Last updated on July 2nd, 2019 at 09:11 am
Home sales in Wisconsin rose 2.8 percent in January, compared to January of 2017, according to the Wisconsin Realtors Association’s latest report.
The number of home sales rose despite a sharp decline in listings. The inventory of homes for sale in the state was down 16.4 percent in January to 24,607. That represents a supply (the time it would take to sell all of the homes on the market at a given time) of just 3.5 percent. That is a seller’s market. A 6-month supply is considered a balanced market.
The number of new listings in January was down 4.5 percent in the state, compared to January of 2017.
“Tight inventories dominated Wisconsin’s housing market throughout 2017 and that challenge has continued into the first month of the new year,” said WRA chairman Peter Sveum. “Strong economies typically translate into strong home sales. The only factor holding us back from an even stronger housing market is lack of supply.”
With rising sales and declining inventory, home sale prices continue to rise.
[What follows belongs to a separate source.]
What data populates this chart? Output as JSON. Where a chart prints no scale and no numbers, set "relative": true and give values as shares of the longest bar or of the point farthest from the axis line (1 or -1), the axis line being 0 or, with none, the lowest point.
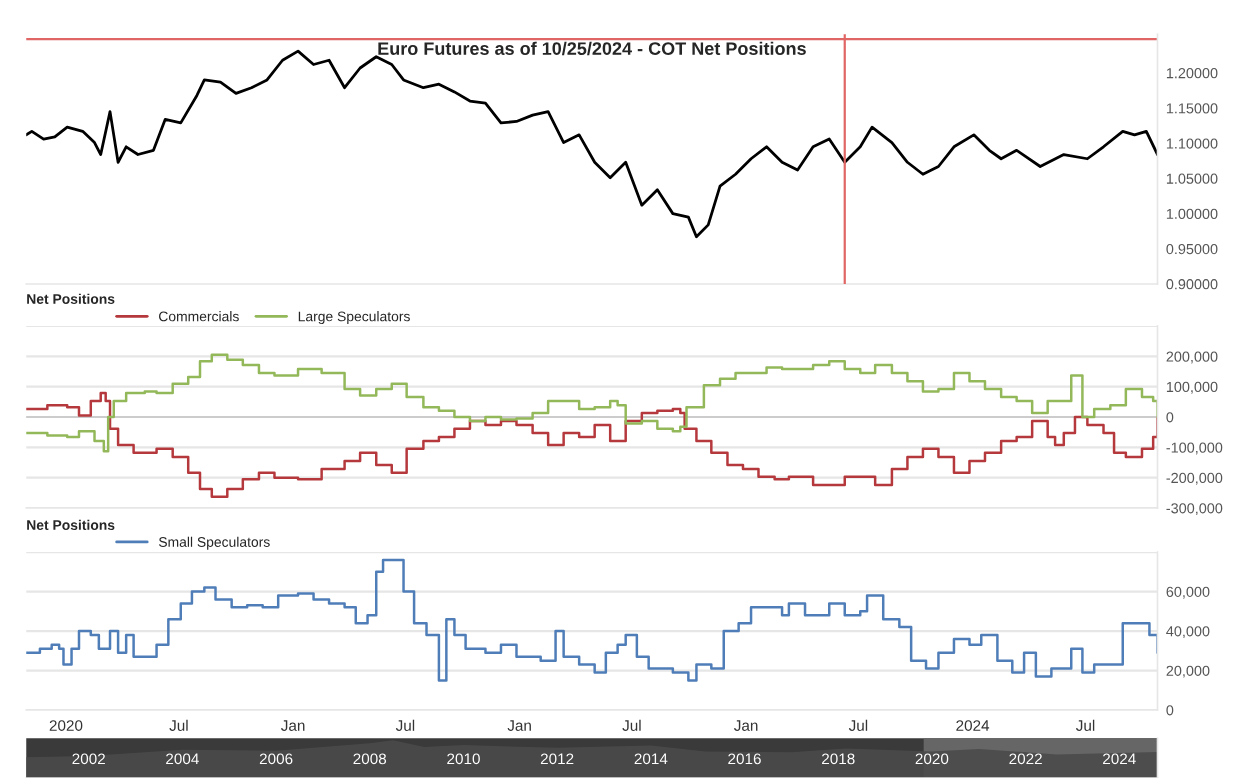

The median home sales price in the state was up 6.8 percent in January, compared to a year ago, to $168,500.
In southeastern Wisconsin the number of sales were up 2.8 percent in January and the median sales price rose 4.8 percent to $162,250.
Median home sale prices by county in January:
- Washington, $250,000, up 22 percent
- Walworth, $201,950, up 15.7 percent
- Racine, $158,900, up 14.9 percent
- Ozaukee, $285,000, up 12 percent
- Waukesha, $270,250, up 9.6 percent
- Milwaukee, $138,000, up 7.4 percent
- Kenosha, $160,000, up 1.3 percent
- Sheboygan, $129,000, down 7.9 percent
“Rapid price growth is a result of high demand, fueled by a great economy and very low mortgage rates,” said WRA president and CEO, Michael Theo. “The good news is low mortgage rates, combined with solid income growth, have kept our housing affordable, even as home prices have grown at a rapid pace,” “One big concern, however, is that the strong economy has begun to generate more inflation, and the threat of inflation is what causes long-term interest rates to move up, which will further erode our affordability.”